Lecture Notes for Software Engineering Concepts

Requirements Analysis, 24 January 2001


  1. requirements analysis

    1. determine the client's problem

      1. the domain in which the problem occurs

      2. the problem

      3. the criteria that solve the problem (not the problem's solution)

    2. information passes between client and developer

      1. the client describes the domain and problem

      2. the developer characterizes the solution but doesn't solve the problem

  2. issues

    1. defining and extracting the necessary information from the client

    2. organizing extracted information

      1. organization imposes patterns, emphasizing irregularities

    3. fixing problems like inconsistencies, ambiguity, unresolved trade-offs

    4. avoiding design

  3. general analysis techniques

    1. use divide and conquer to partition the problem

    2. partitions can emphasize various problem characteristics

      1. functional partitions emphasize behavior

      2. object-oriented partitions emphasize entities

      3. state partitions emphasize characteristics

      4. projections emphasize points of view

    3. several partitions may be used in one analysis

  4. specific analysis techniques

    1. informal analysis, formal analysis, or protyping

    2. informal analysis

      1. almost pure information gathering

      2. meetings, meetings, meetings

      3. flexible, exploratory

    3. formal analysis

      1. many techniques, all leading to processed information

      2. structured analysis technique (sat)

        1. functional partitioning based on data transformations

        2. data flow diagrams (dfd) or bubble diagrams

        3. each process (bubble) is a data transformation

        4. low-level mechanism and minor details are hidden or ignored

        5. no processing details (how), just data transformations (what)

        6. dfd hierarchies (bubbles inside of bubbles)

        7. dfd data flows are unstructured

        8. data dictionaries define the structure of data flows

        9. weak dfd semantics means limited validity checks

        10. the structured analysis technique

          1. start with a one-process context diagram

          2. subdivide the context bubble to identify major data transforms

          3. repeatedly subdivide processes until all important data and transforms are modeled.

          4. partition the system to identify user-system, new-old interfaces

      3. object-oriented analysis (ooa)

        1. entity-based analysis

        2. objects have state, provide services, and are related to other objects

        3. current hot-topic due to realism, stability, ability to change

        4. there are many, many ooa techniques

        5. an object is a thing (not necessarily tangible) in the problem domain

        6. objects have attributes (state) that characterize an object and distinguish it from other objects

        7. similar objects are grouped into a class

        8. objects offer services, usually accessed via messages

        9. relations among classes are is-a (generalization-specialization) and part-of (aggregation, assembly, containment)

          1. multiplicity

        10. doing ooa

          1. identify objects, attributes, relations, and services

          2. use grammatical analysis to get objects (nouns), attributes (adjectives) and services (verbs)
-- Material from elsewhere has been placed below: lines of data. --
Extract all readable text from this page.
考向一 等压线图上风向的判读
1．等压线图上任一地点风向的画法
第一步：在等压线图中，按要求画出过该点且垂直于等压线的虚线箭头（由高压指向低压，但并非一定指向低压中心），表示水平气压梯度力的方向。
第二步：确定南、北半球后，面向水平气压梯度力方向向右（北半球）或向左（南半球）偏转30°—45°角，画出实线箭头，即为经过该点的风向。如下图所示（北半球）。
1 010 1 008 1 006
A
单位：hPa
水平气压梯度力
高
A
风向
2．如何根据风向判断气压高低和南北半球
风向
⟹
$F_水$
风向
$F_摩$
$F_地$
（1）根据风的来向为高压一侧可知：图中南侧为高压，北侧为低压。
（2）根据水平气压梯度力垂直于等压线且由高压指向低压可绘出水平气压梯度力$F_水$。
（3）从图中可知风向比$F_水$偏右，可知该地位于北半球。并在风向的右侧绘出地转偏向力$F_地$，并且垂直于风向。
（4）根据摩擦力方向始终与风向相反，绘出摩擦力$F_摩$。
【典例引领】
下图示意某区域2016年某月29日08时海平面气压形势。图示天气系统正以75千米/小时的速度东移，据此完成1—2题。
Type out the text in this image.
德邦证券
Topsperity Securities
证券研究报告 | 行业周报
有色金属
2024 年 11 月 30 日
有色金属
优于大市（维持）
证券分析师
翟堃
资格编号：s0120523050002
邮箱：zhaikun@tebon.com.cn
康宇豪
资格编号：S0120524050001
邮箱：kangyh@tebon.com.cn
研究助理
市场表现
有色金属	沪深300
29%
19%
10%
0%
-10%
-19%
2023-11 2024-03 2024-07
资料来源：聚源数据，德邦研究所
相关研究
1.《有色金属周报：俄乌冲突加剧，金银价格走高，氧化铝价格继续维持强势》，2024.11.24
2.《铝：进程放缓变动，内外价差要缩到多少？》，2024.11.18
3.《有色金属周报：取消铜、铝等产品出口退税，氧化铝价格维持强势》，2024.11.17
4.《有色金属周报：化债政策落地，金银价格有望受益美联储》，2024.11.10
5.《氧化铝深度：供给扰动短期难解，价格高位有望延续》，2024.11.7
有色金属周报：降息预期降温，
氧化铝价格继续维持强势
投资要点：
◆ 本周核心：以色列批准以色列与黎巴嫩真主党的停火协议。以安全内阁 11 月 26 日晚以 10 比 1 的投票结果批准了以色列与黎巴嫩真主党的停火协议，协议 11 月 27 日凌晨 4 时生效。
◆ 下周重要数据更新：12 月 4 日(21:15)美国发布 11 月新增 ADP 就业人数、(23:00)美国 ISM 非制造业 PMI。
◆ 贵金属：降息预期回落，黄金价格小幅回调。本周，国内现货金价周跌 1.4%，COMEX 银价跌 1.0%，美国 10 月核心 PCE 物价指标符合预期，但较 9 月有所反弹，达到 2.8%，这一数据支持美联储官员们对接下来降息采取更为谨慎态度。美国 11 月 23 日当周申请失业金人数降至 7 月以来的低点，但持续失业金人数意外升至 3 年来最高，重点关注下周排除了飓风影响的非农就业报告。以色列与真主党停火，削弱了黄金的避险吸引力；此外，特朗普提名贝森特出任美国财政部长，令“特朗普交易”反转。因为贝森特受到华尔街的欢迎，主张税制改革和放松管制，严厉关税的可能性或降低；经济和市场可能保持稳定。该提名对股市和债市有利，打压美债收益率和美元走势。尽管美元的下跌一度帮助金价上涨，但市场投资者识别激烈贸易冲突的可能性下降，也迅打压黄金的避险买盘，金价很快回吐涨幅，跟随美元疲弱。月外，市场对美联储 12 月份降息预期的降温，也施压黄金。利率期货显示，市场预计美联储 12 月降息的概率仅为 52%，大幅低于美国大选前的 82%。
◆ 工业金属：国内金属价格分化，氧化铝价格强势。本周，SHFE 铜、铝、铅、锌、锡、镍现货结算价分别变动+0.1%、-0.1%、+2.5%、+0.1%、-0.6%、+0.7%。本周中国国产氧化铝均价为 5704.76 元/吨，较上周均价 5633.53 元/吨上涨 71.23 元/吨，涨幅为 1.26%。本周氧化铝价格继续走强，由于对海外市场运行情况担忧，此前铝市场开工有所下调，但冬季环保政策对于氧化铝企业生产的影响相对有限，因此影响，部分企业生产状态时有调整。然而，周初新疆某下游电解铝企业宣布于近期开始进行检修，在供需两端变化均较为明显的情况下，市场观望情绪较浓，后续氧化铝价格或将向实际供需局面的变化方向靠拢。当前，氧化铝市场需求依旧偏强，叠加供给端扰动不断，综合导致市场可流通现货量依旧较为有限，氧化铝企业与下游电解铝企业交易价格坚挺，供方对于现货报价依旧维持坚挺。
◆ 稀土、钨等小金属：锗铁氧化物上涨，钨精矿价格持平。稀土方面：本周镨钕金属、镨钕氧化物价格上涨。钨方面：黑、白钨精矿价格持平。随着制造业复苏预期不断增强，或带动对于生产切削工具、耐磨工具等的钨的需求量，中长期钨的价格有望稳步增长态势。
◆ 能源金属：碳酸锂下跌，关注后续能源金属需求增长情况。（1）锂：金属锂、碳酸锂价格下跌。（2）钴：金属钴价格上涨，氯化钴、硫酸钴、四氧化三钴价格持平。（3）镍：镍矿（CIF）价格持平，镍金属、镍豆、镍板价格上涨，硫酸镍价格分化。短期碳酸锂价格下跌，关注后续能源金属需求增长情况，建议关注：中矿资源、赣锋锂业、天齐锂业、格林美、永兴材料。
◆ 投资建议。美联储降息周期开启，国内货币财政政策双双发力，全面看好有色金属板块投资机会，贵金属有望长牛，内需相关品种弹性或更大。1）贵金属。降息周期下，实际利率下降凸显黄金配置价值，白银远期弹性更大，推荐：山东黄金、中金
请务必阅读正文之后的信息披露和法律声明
          3. further analysis determines inter-object relations (is a, part of) and multiplicities

          4. this process iterates, under design rules and customer guidance

      4. entity-relation (er)

        1. like ooa, but no services or functions

        2. most frequently used for database applications

        3. entity (data), attribute, and relation

      5. other formal analysis techniques

        1. structured analysis and design technique - more boxes and arrows

        2. problem statement language (psl) and problem statement analyzer - a formal language with processor

        3. requirements statement language (rsl) and the requirements engineering validation system (revs) - another formal language with processors, oriented toward real-time systems

    4. prototyping

      1. early experience with actual systems sharpens the requirements

      2. quickly and cheaply create versions of the system to solve the problem

      3. throw-away and evolutionary approaches

        1. throw-away

          1. inexpensive (to do) and fast development

          2. explore poorly understood problem parts

          3. cycles between requirements and prototyping

          4. throw away the finished prototype

        2. evolutionary

          1. formal, but early, development

          2. demonstrate well understood problem parts

          3. keep the finished prototype for further development

      4. when to prototype, and what kind

        1. experience and ability

        2. ground rules - problem maturity, change expectations


This page last modified on 24 January 2001.